The tension between short-term pipeline and long-term brand building is one of the most misunderstood dynamics in B2B marketing today.
I speak with marketing leaders every week, and the same conversation continues to surface.
The leads aren’t converting. Whilst pipeline looks healthy on paper, it isn’t translating into revenue. Naturally, the instinct is to look at the leads themselves: tighten the targeting, adjust the scoring, and rework the copy. But that’s rarely where the real problem lives.
The deal isn’t dying late. The real issue is that it was never serious to begin with.
If a buyer in your ICP doesn’t already trust your brand, you’ll show up as a feature comparison, a price check, or a line on an evaluation spreadsheet for the purposes of padding out procurement optics. You’ll technically be in the process, but won’t be in contention.
It’s easy to get caught up in bells, whistles, AI tools, platforms, and endless micro changes to the paid media plan. But at Unbound we like to start with first principles. So I ask marketing leaders one question: you know your ICP, but does your ICP know you?
The answer is almost always no.


Outbound • Inbound


The demand capture trap
Most B2B marketing budgets are built to harvest. Paid search, social ads, bottom-funnel campaigns engineered to catch buyers who are already in-market and already looking. It’s an understandable instinct, because activity of that kind is measurable, and measurable activity is easier to defend in a budget meeting than the slow, compounding work of building a market.
But the harvest game is a diminishing one.
The 95/5 rule is real: At any given moment, roughly 5% of your addressable market is actively buying.
When every competitor in your category goes after the same 5% with the same channels and the same playbook, the result is predictable. Cost per click goes up, cost per lead goes up, conversion rates drift downward. And the category self commoditizes faster than anyone can swim upstream once that train has left the station. The natural reflex is to put more budget into capture to compensate, which means the next quarter looks much like the last one. Sadly that cycle doesn’t resolve itself, but rather compounds the issue of diminishing returns in a crowded market.
Overspending on search and social for brand awareness is a particular B2B problem.
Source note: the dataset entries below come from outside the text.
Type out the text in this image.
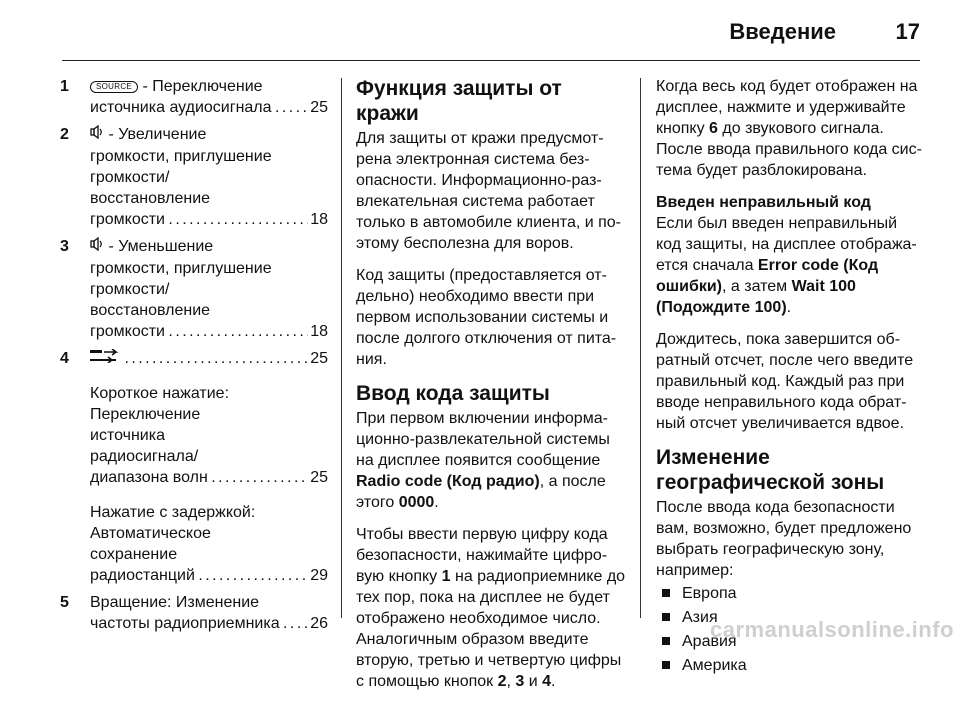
Введение	17
1	SOURCE - Переключение
источника аудиосигнала . . .	25
2	- Увеличение
громкости, приглушение
громкости/
восстановление
громкости . . .	18
3	- Уменьшение
громкости, приглушение
громкости/
восстановление
громкости . . .	18
4 . . .	25
Короткое нажатие:
Переключение
источника
радиосигнала/
диапазона волн . . .	25
Нажатие с задержкой:
Автоматическое
сохранение
радиостанций . . .	29
5 Вращение: Изменение
частоты радиоприемника . . .	26
Функция защиты от кражи

Для защиты от кражи предусмот-рена электронная система без-опасности. Информационно-раз-влекательная система работает только в автомобиле клиента, и по-этому бесполезна для воров.

Код защиты (предоставляется от-дельно) необходимо ввести при первом использовании системы и после долгого отключения от пита-ния.

Ввод кода защиты

При первом включении информа-ционно-развлекательной системы на дисплее появится сообщение Radio code (Код радио), а после этого 0000.

Чтобы ввести первую цифру кода безопасности, нажимайте цифро-вую кнопку 1 на радиоприемнике до тех пор, пока на дисплее не будет отображено необходимое число. Аналогичным образом введите вторую, третью и четвертую цифры с помощью кнопок 2, 3 и 4.

Когда весь код будет отображен на дисплее, нажмите и удерживайте кнопку 6 до звукового сигнала. После ввода правильного кода сис-тема будет разблокирована.

Введен неправильный код

Если был введен неправильный код защиты, на дисплее отобража-ется сначала Error code (Код ошибки), а затем Wait 100 (Подождите 100).

Дождитесь, пока завершится об-ратный отсчет, после чего введите правильный код. Каждый раз при вводе неправильного кода обрат-ный отсчет увеличивается вдвое.

Изменение географической зоны
После ввода кода безопасности вам, возможно, будет предложено выбрать географическую зону, например:
Европа
Азия
Аравия
Америка
carmanualsonline.info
Keyword-based marketing works well when you’re selling to an individual, but the average B2B purchase stakeholder group now involves nine or more people, and you don’t reach a buying committee through ads. You reach them through influence; through the kind of sustained, credible market presence that means your name is already in the room before the brief is written.
Building that kind of presence takes time, consistency, and people who genuinely understand your market. It doesn’t happen in a quarter, and it certainly doesn’t happen by accident.
The CMO tenure problem
Inside most marketing organizations, this is harder to act on than it is to articulate.
Average CMO tenure in SMB and mid-market is now under 18 months. In a window that short, a 12-month brand refresh isn’t a bold strategic move. It’s an unfinishable project that your successor will inherit and probably abandon, only to restart the cycle.
That doesn’t mean brand stops mattering. It means the right answer is rarely a full do over .Rather, it’s a brand re-wire: targeted, faster, focused on sharpening what already exists rather than rebuilding from scratch. The ambition stays high, the timeline becomes survivable, and the team has something they can actually finish and reap the rewards of before any potential next strategy cycle resets the clock.
This matters because brand work that never completes is worse than brand work that was never started. Half-finished rebrands create internal confusion, mixed signals to the market, and a team that has burned through resource for no visible return. Better to start with something achievable and ship it.
What better balance actually looks like
The point isn’t that you should abandon demand capture. It’s that you should stop treating it as the whole strategy.
The brands that win over the long-term shape demand as well as capture it. They show up consistently and credibly enough that by the time a buyer enters an active evaluation, there is already a preferred direction in the room. Capture then does what it was designed to do, which is convert warm intent rather than manufacture cold interest.
The way to get there is to rebalance investment across the buying journey over the course of the year. At the start of the financial year, weight the budget toward demand creation: c70/30 percent in favor of upstream activity. As the year progresses and that early investment builds momentum, shift the balance gradually toward capture by 5 to 10 percentage points per quarter. By the final quarter, you’re close to 30/70, maximizing the demand you’ve spent the year creating.
This isn’t a model for patient, well-resourced brands with the luxury of time. It’s a practical operating rhythm for teams under pressure who need to show short-term results without giving up the conditions for long-term growth. The brands that invest consistently in creation arrive at the conversation already trusted, and that changes how the rest of the funnel performs.
The question worth asking before next quarter’s planning
Before you set the budget for Q3, before you brief the agency, and certainly before you allocate another pound or dollar to paid channels, ask yourself honestly: what percentage of our ICP would recognize our brand without being prompted?
If the answer is a single-digit number, or “I don’t know,” that’s where the work starts. Not at the bottom of the funnel. At the top of the market.